The Coop has been charged with trying to suppress union organization among its employees, yet there seems little documented evidence of this. Presently two unions have contracts with the Coop. The tailors belong to the Amalgamated Clothing Workers of America and Coop drivers belong to the Teamsters Union Local 504. Three years ago the Teamsters tried to organize the sales clerks, but the movement died from lack of interest, not from any attempt by management to chill unionism.
Community involvement is the area in which the opposition candidates feel that their new majority on the Coop board could be most effective. As Profit puts it, "We believe that business today should have a social conscience." The Coop's financial structure puts severe limitations on any investments. Necessary expansion in the bookstore annex and the new Med School Coop have caused the Coop to be debt financed by the Harvard Trust Company. One of the terms of the present loan agreement is that, "The Company will not, directly or indirectly, make any investments in the stock, securities or other obligations of any other person, firm, or corporation." Thus, the Coop simply cannot invest in any other co-operative community venture.

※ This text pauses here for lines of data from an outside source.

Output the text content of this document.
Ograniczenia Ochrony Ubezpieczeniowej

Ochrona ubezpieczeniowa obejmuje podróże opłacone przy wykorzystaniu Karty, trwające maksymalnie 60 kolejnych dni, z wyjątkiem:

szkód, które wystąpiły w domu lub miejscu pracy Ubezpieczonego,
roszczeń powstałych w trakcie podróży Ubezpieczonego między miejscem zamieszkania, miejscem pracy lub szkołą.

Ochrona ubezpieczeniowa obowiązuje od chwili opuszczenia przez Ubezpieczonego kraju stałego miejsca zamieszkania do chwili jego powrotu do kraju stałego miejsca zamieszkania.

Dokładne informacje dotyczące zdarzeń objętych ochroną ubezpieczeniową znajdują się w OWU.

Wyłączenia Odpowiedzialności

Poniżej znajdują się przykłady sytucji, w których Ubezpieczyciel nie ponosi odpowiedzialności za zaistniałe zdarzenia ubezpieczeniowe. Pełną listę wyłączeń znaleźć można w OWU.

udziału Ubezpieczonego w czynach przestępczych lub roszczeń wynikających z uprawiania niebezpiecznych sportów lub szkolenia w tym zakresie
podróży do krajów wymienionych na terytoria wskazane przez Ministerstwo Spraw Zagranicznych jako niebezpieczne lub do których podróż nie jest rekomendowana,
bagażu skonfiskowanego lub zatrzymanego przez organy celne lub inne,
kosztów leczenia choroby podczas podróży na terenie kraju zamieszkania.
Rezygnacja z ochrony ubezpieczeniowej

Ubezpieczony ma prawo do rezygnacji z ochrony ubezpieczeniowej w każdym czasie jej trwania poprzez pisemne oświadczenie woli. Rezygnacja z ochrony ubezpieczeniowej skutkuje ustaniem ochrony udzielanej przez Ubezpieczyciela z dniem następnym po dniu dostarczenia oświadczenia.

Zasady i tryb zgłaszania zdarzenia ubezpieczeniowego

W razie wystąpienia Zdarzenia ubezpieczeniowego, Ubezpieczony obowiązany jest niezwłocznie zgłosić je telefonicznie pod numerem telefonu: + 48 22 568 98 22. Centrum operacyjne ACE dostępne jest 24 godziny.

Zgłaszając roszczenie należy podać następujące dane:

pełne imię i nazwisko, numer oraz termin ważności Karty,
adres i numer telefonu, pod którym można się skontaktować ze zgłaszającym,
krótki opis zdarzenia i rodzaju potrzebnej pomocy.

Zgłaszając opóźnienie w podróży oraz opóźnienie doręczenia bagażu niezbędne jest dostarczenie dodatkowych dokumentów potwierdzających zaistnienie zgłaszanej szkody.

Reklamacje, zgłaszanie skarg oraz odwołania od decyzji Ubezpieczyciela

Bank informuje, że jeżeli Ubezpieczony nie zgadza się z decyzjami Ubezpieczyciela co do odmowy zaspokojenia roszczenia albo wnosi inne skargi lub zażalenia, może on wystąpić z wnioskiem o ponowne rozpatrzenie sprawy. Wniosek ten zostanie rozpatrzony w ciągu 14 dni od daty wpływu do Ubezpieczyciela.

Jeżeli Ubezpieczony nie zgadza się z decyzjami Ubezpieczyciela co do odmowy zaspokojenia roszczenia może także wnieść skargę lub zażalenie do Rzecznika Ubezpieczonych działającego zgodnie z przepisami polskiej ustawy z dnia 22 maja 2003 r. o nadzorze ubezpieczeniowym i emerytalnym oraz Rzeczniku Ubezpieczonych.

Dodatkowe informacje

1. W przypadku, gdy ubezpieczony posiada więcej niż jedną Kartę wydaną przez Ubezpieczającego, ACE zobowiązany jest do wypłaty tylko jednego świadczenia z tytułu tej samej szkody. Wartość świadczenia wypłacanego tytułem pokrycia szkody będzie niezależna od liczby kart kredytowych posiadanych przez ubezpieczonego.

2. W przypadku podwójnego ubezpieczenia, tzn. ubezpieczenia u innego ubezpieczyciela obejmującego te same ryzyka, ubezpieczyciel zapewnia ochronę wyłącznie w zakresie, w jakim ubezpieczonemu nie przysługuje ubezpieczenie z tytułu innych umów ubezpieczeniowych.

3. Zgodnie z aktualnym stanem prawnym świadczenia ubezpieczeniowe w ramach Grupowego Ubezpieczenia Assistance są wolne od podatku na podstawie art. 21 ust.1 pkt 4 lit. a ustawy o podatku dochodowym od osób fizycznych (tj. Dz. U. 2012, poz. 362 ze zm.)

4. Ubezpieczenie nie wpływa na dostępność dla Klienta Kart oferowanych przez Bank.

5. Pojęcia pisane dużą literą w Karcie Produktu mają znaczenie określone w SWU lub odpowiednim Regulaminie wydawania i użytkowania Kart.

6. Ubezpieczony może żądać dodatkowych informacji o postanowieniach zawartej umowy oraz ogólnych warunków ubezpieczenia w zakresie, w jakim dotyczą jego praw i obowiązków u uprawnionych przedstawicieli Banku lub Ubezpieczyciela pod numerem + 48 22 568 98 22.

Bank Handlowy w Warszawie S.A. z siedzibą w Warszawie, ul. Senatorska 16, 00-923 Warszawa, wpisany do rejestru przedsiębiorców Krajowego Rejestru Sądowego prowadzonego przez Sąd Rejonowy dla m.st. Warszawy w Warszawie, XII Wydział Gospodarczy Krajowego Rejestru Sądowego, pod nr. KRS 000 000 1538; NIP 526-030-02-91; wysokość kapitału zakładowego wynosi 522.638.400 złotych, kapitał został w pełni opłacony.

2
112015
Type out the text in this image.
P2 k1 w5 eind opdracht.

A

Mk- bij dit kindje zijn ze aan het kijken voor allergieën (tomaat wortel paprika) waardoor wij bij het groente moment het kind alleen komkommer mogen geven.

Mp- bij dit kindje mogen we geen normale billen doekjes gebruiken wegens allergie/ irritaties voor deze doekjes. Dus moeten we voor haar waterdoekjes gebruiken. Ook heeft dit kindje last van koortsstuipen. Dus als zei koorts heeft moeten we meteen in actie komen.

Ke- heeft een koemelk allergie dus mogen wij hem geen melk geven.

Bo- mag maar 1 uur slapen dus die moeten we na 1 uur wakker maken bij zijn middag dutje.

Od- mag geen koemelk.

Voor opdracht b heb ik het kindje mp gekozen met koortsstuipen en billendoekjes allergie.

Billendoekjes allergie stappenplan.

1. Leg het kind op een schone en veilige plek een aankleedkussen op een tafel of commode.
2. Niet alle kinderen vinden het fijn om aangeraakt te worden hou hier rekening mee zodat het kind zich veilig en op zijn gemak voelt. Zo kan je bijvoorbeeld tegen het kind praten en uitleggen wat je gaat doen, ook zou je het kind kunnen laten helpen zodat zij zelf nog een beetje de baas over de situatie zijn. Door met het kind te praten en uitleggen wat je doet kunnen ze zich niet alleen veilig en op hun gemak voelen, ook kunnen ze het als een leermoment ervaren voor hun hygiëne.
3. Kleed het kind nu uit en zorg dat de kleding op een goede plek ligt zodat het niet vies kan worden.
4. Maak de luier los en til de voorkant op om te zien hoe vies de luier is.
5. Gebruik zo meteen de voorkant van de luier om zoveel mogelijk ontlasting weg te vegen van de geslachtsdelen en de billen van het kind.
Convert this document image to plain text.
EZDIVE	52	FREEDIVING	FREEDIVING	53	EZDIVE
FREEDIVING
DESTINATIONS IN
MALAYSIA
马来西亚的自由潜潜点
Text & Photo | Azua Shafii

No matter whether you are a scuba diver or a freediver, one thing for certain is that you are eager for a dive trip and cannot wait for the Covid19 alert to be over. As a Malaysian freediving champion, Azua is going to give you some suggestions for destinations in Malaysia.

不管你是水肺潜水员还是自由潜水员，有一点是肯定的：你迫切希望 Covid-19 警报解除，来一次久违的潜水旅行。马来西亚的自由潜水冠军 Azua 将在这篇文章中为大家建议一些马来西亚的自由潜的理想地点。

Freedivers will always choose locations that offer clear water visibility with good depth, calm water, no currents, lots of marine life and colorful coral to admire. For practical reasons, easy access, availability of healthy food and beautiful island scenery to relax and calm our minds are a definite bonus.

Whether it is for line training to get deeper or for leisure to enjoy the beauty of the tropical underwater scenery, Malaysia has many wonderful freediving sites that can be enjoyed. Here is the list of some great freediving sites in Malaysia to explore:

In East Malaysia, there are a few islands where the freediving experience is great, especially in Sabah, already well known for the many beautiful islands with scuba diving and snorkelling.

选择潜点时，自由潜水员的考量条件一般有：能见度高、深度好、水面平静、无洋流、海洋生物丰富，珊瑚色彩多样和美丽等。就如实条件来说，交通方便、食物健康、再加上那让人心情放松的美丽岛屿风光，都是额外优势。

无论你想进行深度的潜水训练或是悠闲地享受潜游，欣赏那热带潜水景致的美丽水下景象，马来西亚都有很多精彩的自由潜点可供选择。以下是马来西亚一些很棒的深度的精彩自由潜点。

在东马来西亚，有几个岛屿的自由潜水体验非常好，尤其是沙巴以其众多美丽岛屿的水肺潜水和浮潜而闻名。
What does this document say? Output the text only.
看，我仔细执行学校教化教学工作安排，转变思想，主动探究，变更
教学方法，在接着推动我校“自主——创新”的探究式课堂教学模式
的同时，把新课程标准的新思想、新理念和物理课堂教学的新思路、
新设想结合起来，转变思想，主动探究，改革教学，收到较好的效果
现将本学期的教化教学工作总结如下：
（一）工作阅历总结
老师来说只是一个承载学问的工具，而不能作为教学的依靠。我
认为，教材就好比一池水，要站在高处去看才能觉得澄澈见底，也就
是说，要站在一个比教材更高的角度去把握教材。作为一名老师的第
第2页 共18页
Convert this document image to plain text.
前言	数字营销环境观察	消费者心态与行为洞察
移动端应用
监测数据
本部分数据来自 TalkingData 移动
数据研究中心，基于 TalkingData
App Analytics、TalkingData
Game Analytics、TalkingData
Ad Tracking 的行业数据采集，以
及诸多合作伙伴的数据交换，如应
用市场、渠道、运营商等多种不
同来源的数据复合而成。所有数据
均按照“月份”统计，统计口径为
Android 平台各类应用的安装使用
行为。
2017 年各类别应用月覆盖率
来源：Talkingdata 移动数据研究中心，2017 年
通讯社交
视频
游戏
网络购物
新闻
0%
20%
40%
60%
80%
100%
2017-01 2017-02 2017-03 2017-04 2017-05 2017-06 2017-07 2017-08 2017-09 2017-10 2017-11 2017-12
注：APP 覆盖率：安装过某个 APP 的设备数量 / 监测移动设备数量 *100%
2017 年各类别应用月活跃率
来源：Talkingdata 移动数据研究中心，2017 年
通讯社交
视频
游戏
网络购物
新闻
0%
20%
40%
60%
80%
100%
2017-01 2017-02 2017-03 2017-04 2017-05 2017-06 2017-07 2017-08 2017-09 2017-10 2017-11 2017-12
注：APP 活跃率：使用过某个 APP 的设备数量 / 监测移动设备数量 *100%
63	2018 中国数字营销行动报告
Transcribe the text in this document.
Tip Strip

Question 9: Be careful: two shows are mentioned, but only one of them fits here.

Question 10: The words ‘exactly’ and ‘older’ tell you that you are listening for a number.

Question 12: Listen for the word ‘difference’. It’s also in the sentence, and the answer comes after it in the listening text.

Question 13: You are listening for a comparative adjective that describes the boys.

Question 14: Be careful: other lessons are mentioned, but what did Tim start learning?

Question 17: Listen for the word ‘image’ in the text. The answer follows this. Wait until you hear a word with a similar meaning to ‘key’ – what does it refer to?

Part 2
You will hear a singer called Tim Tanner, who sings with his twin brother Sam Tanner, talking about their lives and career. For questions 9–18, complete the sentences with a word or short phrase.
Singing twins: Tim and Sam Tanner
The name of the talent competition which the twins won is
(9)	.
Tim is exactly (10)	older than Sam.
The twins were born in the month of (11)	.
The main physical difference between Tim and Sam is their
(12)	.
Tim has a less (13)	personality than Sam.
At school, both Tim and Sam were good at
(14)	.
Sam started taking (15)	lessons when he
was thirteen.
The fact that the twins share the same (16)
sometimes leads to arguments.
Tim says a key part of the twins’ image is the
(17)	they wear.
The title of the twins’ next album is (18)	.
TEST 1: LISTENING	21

If the Coop cannot invest its money, it could simply donate it effectively. The new board would have several alternative sources for such charity. Presently they could either siphon it out of the Coop's profits, but then it would be taxable and would mean a further reduction in patronage refunds; or they could take it from the Coop's annual charitable contribution, which amounts to about seven thousand dollars, six thousand of which goes to the Community Fund. The Coop just does not have very much money. What money it does earn, it either pays back to the members or plows back into the business. The opposition slate for the board of directors is aware of this fact, yet it feels that it could bring to the Coop the kind of knowledge and sensitivity that could not only make more effective charitable contributions with what little funds are available than is presently being done, but could also improve the image of the Coop in the community.
Even if the group's takeover bid succeeds next week, the Coop appears unlikely to change very much. The movement to change the system from within, however, has at least raised some serious questions about the Coop's social responsibility. Whoever governs the Coop for the next year cannot help knowing that pressure is now on to reevaluate some of the Coop's basic employment and community policies.